Monday, April 26, 2010

eff off

I like to point to school allegiance, rabid sports fandom, and regional chauvinism as example of why race-based identity never holds much water with me: explaining my behavior because there are inherent qualities of my character due to my skin being brown is as arbitrary and silly as attributing it to my wholly irrational love for the Brooklyn Cyclones.

But I'm as hypocritical as they come, and one area in which I've always been fully tribal in my thinking is my bias toward all native New Yorkers. Dwellers of this city are a superior breed of humanity -- a master race, if you will -- which is what makes this news item so very galling:
A failed plot to bomb three New York City subway lines during the morning rush last September was spawned in 2008 by two senior Qaeda leaders in Pakistan who sent three New Yorkers back home to carry out a suicide strike, federal officials said Friday.
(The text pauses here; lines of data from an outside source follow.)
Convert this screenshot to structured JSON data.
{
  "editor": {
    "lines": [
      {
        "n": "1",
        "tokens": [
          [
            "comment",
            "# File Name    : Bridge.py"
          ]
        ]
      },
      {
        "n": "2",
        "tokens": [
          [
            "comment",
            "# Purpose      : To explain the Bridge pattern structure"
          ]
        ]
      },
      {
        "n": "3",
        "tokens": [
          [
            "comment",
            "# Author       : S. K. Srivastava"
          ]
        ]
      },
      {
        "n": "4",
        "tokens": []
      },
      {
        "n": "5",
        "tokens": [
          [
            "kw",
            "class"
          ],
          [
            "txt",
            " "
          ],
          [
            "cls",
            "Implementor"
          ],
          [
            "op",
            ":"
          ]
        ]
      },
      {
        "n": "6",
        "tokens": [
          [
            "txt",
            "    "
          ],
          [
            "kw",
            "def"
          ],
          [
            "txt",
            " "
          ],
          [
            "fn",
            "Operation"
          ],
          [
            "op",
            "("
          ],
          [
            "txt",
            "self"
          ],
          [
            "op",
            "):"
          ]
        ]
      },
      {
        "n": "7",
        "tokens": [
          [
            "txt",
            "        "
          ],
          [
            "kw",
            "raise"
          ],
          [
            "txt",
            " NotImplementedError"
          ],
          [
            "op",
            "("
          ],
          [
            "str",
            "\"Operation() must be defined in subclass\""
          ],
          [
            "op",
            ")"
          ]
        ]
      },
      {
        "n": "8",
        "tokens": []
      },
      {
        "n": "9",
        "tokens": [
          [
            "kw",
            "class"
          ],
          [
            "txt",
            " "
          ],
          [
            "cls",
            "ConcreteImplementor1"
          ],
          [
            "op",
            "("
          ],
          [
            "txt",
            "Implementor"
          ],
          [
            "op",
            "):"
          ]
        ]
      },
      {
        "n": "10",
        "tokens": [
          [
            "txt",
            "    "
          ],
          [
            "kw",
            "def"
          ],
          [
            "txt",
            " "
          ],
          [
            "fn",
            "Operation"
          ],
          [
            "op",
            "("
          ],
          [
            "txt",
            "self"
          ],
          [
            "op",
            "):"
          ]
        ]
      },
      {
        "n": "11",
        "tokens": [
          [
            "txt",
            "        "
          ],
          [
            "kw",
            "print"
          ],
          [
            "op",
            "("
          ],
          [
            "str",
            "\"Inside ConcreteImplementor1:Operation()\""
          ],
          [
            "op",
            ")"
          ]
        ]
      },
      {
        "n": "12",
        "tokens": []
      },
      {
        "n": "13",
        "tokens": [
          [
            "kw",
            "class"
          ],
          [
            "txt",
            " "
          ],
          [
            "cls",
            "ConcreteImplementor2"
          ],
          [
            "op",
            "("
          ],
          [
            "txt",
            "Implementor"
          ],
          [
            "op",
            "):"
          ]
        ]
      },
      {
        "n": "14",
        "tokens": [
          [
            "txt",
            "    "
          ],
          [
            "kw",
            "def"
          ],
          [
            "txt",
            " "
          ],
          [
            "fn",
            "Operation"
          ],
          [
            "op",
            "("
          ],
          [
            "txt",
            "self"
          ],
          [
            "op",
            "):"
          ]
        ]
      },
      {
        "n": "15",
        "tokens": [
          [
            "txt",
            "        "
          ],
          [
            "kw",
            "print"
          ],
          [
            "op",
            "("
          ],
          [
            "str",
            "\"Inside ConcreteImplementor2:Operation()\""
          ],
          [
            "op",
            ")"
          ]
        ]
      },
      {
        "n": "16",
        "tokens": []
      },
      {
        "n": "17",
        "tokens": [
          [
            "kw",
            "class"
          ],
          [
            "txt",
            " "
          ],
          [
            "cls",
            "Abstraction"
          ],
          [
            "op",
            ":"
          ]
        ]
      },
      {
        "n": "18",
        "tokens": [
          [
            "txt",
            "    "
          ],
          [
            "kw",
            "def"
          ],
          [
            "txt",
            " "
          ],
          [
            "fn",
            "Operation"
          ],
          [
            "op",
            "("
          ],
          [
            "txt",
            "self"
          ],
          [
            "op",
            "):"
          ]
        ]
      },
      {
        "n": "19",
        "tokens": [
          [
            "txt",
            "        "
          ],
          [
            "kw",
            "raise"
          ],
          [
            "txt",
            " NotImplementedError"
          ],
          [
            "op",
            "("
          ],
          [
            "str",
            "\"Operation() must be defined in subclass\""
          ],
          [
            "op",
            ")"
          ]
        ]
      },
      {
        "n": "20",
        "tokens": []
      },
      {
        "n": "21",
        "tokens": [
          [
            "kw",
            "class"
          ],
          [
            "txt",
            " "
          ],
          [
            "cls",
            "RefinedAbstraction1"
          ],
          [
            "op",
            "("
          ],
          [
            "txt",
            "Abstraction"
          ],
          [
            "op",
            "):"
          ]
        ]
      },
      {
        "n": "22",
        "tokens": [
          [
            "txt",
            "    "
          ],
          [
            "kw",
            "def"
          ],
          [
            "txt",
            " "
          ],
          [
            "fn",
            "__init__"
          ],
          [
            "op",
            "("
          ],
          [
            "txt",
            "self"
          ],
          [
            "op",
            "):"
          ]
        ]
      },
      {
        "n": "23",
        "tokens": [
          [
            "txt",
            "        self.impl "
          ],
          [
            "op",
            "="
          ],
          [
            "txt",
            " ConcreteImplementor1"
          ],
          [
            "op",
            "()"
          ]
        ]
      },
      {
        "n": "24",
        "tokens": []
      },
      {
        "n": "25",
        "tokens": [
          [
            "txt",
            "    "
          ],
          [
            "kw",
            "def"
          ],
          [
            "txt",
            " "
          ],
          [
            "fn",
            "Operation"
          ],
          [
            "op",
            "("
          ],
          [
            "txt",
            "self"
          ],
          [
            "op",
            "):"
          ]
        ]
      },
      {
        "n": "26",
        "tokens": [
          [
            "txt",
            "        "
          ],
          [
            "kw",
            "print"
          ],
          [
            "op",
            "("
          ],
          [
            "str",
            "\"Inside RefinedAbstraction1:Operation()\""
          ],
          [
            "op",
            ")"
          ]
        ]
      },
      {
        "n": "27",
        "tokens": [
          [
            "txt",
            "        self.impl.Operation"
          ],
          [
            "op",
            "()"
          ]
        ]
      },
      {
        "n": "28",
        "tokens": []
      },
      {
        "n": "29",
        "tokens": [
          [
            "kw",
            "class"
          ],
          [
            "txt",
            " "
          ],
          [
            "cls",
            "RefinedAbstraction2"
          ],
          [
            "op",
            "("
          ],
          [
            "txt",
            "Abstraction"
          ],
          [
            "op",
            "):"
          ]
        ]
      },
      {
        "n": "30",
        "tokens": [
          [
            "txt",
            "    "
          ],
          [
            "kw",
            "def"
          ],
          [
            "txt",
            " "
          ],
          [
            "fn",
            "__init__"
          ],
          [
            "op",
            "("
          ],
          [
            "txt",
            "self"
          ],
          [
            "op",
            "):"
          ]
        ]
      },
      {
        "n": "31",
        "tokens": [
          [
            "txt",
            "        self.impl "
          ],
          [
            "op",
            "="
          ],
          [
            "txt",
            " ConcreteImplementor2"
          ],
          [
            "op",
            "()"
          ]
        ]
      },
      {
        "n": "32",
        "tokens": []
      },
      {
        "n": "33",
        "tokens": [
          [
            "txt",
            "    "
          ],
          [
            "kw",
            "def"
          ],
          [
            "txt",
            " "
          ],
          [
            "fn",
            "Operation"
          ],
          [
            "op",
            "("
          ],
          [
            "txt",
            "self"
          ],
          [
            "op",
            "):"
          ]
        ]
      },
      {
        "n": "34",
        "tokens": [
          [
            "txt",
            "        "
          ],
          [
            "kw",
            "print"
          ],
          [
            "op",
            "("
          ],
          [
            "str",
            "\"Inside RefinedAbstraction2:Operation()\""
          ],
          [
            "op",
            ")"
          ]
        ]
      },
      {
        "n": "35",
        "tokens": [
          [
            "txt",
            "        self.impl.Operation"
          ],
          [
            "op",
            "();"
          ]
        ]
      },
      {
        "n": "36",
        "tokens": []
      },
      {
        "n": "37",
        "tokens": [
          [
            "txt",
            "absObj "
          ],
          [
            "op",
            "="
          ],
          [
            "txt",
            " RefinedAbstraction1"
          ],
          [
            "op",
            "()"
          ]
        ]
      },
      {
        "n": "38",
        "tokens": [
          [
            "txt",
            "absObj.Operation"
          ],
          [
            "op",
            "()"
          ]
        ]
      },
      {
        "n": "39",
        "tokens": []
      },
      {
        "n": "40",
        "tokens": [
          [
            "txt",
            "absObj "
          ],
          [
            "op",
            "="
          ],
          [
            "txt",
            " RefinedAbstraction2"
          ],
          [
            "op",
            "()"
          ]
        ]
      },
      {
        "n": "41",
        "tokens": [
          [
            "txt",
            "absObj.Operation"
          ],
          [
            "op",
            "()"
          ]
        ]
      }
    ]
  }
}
The failed plot to bomb three New York City subway lines during the morning rush last September was hatched in 2008 by two senior Qaeda leaders in the tribal areas of Pakistan, where they met personally with three would-be suicide attackers from Queens to urge them to carry out a strike.
It's outrageously stupid for me to be more horrified by the plot simply because it was three guys from Queens -- although, as a Brooklyn native, I'm not surprised they were from Queens -- but I am.

Jon Stewart's reaction to Revolution Muslim, the New York-based group that threatened the creators of South Park last week, also holds at its core the horror that they dispatched their threat from "the former shadow of the World Trade Center."

American Muslims -- New York Muslims -- are better than this.